Tuesday, September 9, 2014

Mixed feelings about complicated issues - Ferguson, MO


The shooting death of Ferguson, Missouri teenager Michael Brown has stirred such a mix of reactions and feelings, most all of which have been deep-seated and strong. I posted someone's blog about this on my Facebook page, because I believed that he had some points worth pondering.  I didn't get many reactions to that posting, but the ones I did get were long and passionate... and far from complimentary!

Events like this spark such powerful reactions because they tap into long standing and deeply rooted issues that have divided our nation for generations.  They are issues of race... of privilege... of the use and/or abuse of power... of violence... of public protests... of fear and bigotry.  And in this particular situation in that suburb of St. Louis, there is more than enough bigotry to go around:  bigotry against blacks, especially young, black men, and bigotry against police officers who use deadly force, especially young, white officers who shoot young, black men. This is an event that tears at our society, and that also tears at my heart.  I'm not about to rush to judgment about anything in this situation, because so many facts still are not known.  I am appalled at what seems to be an overreaction on the part of the police officer.  I am saddened at the situations in which law enforcement officers often find themselves and at the snap decisions that they often are called to make.  And I'm angry that yet another young African-American male has fallen victim to a violent death.

Yet right now what tears at my heart the most is what two families are going through. Michael Brown's family buried their son earlier today.  I've lost both my parents, all of my grandparents, all of my aunts and uncles, some of my cousins, and my first grandchild.  Plus I've walked with families for almost four decades as I've been the pastor of people who are going "through the valley of the shadow of death."  I am no stranger to death and grief.  Still, I can't imagine losing one of my sons, AND having that death be in the crosshairs of an entire nation!  Darren Wilson is 28 years old.  His parents divorced when he was 3; his mom died when he was in high school.  He was a member of the police department in the small town of Jennings, MO where things were so bad between white officers and black residents that the entire police department was disbanded.  No matter the reasons behind his decision to shoot Michael Brown, I can't imagine what Darren Wilson must be feeling, living with the knowledge of what he did, and realizing that the nation and the world knows that he shot and killed a teenage boy; it will follow him the rest of his life.

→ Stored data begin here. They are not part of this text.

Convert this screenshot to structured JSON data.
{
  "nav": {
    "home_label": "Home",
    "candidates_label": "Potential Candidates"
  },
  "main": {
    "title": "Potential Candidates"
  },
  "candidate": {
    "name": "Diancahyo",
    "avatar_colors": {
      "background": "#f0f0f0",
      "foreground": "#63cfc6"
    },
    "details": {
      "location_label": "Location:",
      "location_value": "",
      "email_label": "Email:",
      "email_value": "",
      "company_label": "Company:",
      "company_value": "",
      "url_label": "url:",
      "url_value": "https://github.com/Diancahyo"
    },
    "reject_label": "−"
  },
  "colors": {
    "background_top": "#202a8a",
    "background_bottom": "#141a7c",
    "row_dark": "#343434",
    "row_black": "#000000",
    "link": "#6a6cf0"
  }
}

There are serious, systemic, and deep issues about race and poverty and justice that are being raised, and we who are followers of Jesus Christ must not shrink away from asking difficult questions and having difficult conversations about these matters.  Yet let us not lose sight that these questions and conversations are not just about abstract principles or philosophical constructs.  Real people are in pain this day.  Grief and regrets are tearing at the hearts of some of God's beloved children this day.

Peace and justice often seem to be at odds with each other, and yet we Christians are called to stand for both and to be lights to a dark, pain-filled, fearful, divided world.  Let us walk and speak and act carefully and prayerfully, compassionately and intentionally as we journey through our world.

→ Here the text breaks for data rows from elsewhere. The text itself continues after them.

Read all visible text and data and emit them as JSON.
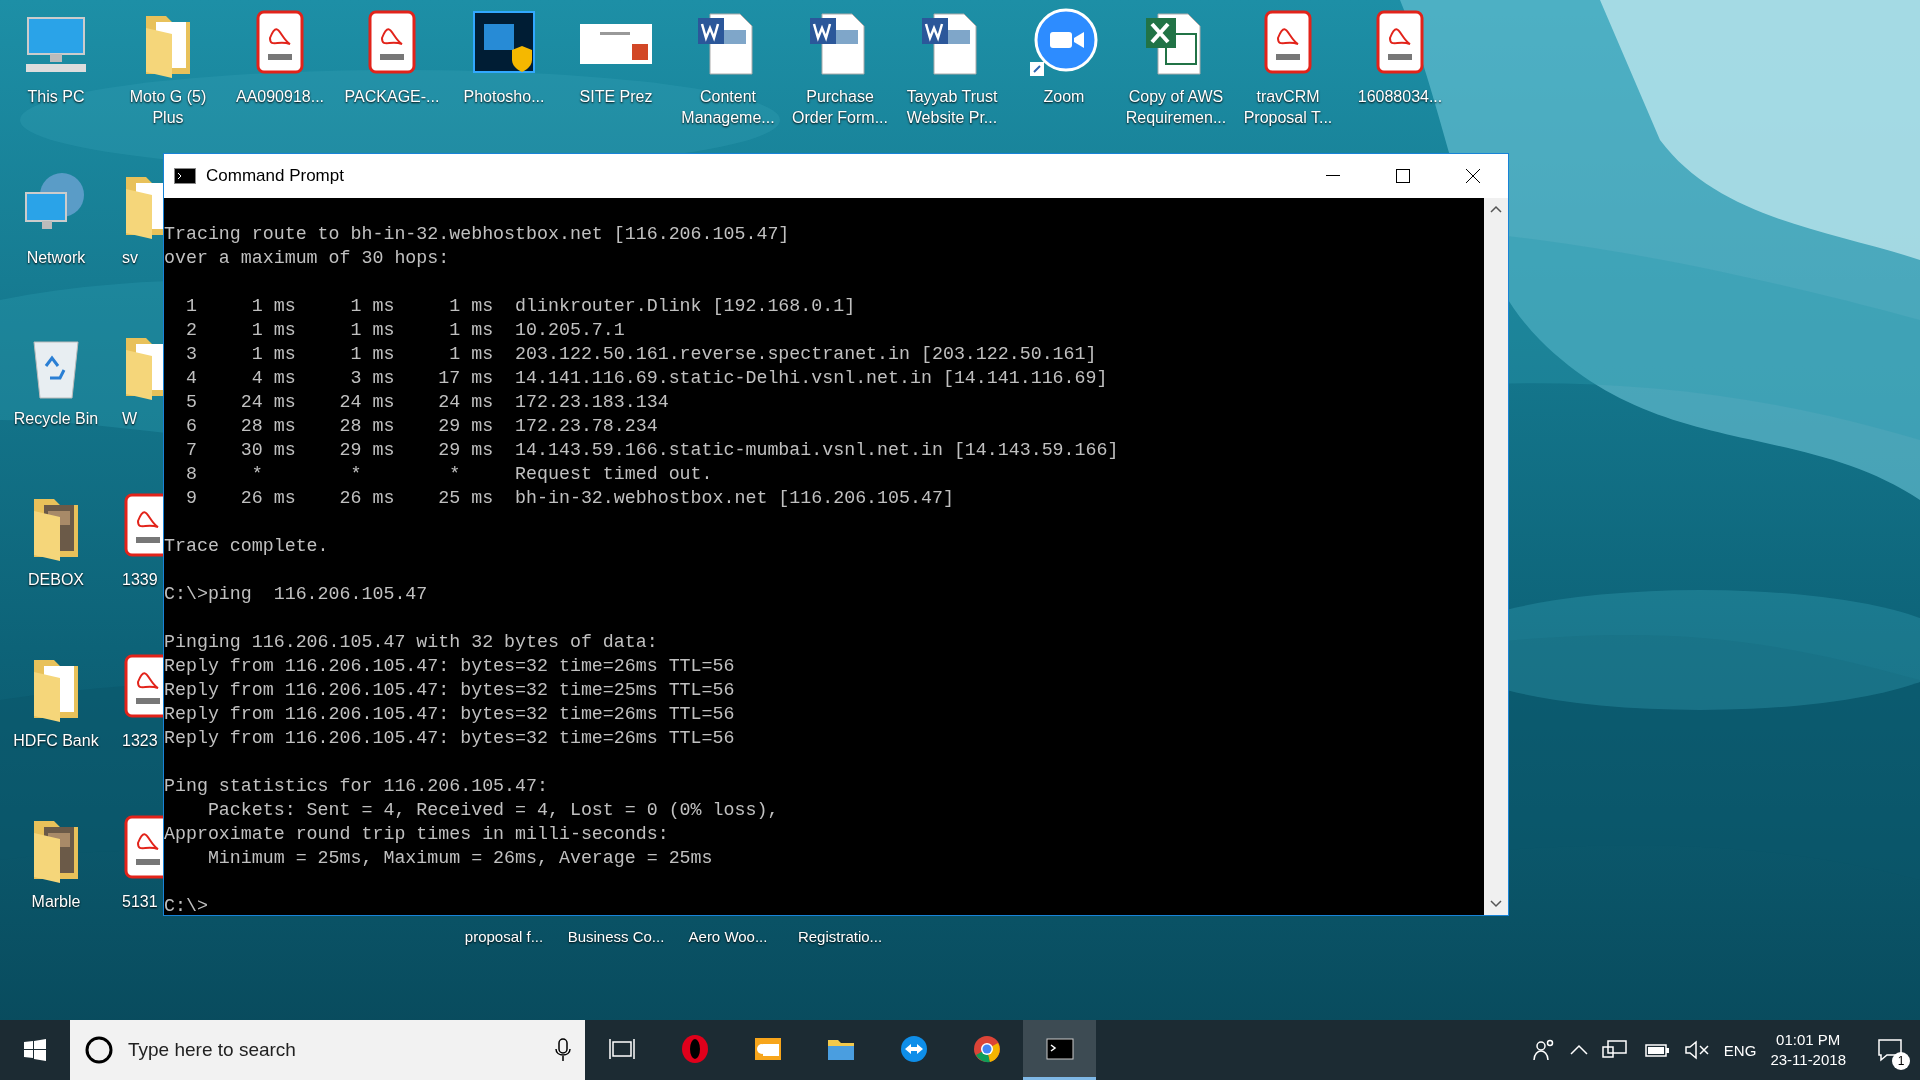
{
  "desktop": {
    "top_row": [
      {
        "label": "This PC",
        "kind": "pc"
      },
      {
        "label": "Moto G (5) Plus",
        "kind": "folder"
      },
      {
        "label": "AA090918...",
        "kind": "pdf"
      },
      {
        "label": "PACKAGE-...",
        "kind": "pdf"
      },
      {
        "label": "Photosho...",
        "kind": "photoshop"
      },
      {
        "label": "SITE Prez",
        "kind": "slides"
      },
      {
        "label": "Content Manageme...",
        "kind": "word"
      },
      {
        "label": "Purchase Order Form...",
        "kind": "word"
      },
      {
        "label": "Tayyab Trust Website Pr...",
        "kind": "word"
      },
      {
        "label": "Zoom",
        "kind": "zoom"
      },
      {
        "label": "Copy of AWS Requiremen...",
        "kind": "excel"
      },
      {
        "label": "travCRM Proposal T...",
        "kind": "pdf"
      },
      {
        "label": "16088034...",
        "kind": "pdf"
      }
    ],
    "first_column": [
      {
        "label": "Network",
        "kind": "network"
      },
      {
        "label": "Recycle Bin",
        "kind": "recycle"
      },
      {
        "label": "DEBOX",
        "kind": "photofolder"
      },
      {
        "label": "HDFC Bank",
        "kind": "folder"
      },
      {
        "label": "Marble",
        "kind": "photofolder"
      }
    ],
    "second_column": [
      {
        "label": "sv",
        "kind": "folder"
      },
      {
        "label": "W",
        "kind": "folder"
      },
      {
        "label": "1339",
        "kind": "pdf"
      },
      {
        "label": "1323",
        "kind": "pdf"
      },
      {
        "label": "5131",
        "kind": "pdf"
      }
    ],
    "bottom_row": [
      "proposal f...",
      "Business Co...",
      "Aero Woo...",
      "Registratio..."
    ]
  },
  "window": {
    "title": "Command Prompt",
    "lines": [
      {
        "text": "Tracing route to bh-in-32.webhostbox.net [116.206.105.47]"
      },
      {
        "text": "over a maximum of 30 hops:"
      },
      {
        "text": "  1     1 ms     1 ms     1 ms  dlinkrouter.Dlink [192.168.0.1]",
        "blank_before": true
      },
      {
        "text": "  2     1 ms     1 ms     1 ms  10.205.7.1"
      },
      {
        "text": "  3     1 ms     1 ms     1 ms  203.122.50.161.reverse.spectranet.in [203.122.50.161]"
      },
      {
        "text": "  4     4 ms     3 ms    17 ms  14.141.116.69.static-Delhi.vsnl.net.in [14.141.116.69]"
      },
      {
        "text": "  5    24 ms    24 ms    24 ms  172.23.183.134"
      },
      {
        "text": "  6    28 ms    28 ms    29 ms  172.23.78.234"
      },
      {
        "text": "  7    30 ms    29 ms    29 ms  14.143.59.166.static-mumbai.vsnl.net.in [14.143.59.166]"
      },
      {
        "text": "  8     *        *        *     Request timed out."
      },
      {
        "text": "  9    26 ms    26 ms    25 ms  bh-in-32.webhostbox.net [116.206.105.47]"
      },
      {
        "text": "Trace complete.",
        "blank_before": true
      },
      {
        "text": "C:\\>ping  116.206.105.47",
        "blank_before": true
      },
      {
        "text": "Pinging 116.206.105.47 with 32 bytes of data:",
        "blank_before": true
      },
      {
        "text": "Reply from 116.206.105.47: bytes=32 time=26ms TTL=56"
      },
      {
        "text": "Reply from 116.206.105.47: bytes=32 time=25ms TTL=56"
      },
      {
        "text": "Reply from 116.206.105.47: bytes=32 time=26ms TTL=56"
      },
      {
        "text": "Reply from 116.206.105.47: bytes=32 time=26ms TTL=56"
      },
      {
        "text": "Ping statistics for 116.206.105.47:",
        "blank_before": true
      },
      {
        "text": "    Packets: Sent = 4, Received = 4, Lost = 0 (0% loss),"
      },
      {
        "text": "Approximate round trip times in milli-seconds:"
      },
      {
        "text": "    Minimum = 25ms, Maximum = 26ms, Average = 25ms"
      },
      {
        "text": "C:\\>",
        "blank_before": true
      }
    ]
  },
  "taskbar": {
    "search": {
      "placeholder": "Type here to search"
    },
    "apps": [
      {
        "kind": "opera",
        "selected": false
      },
      {
        "kind": "mail",
        "selected": false
      },
      {
        "kind": "explorer",
        "selected": false
      },
      {
        "kind": "teamviewer",
        "selected": false
      },
      {
        "kind": "chrome",
        "selected": false
      },
      {
        "kind": "console",
        "selected": true
      }
    ],
    "language": "ENG",
    "time": "01:01 PM",
    "date": "23-11-2018",
    "notifications": "1"
  }
}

The closing prayer in today's service of Morning Prayer from our Book of Common Worship offers words that are helpful as I walk this road:

"As you cause the sun to rise, O God,
bring the light of Christ to dawn in our souls
and dispel all darkness.
Give us grace to reflect Christ's glory;
and let his love show in our deeds,
his peace shine in our words,
and his healing in our touch,
that all may give him praise, now and forever."

This prayer comes around at the end of every Monday morning service of Daily Prayer. I think I need to pray it more often than that, though.  Want to join me?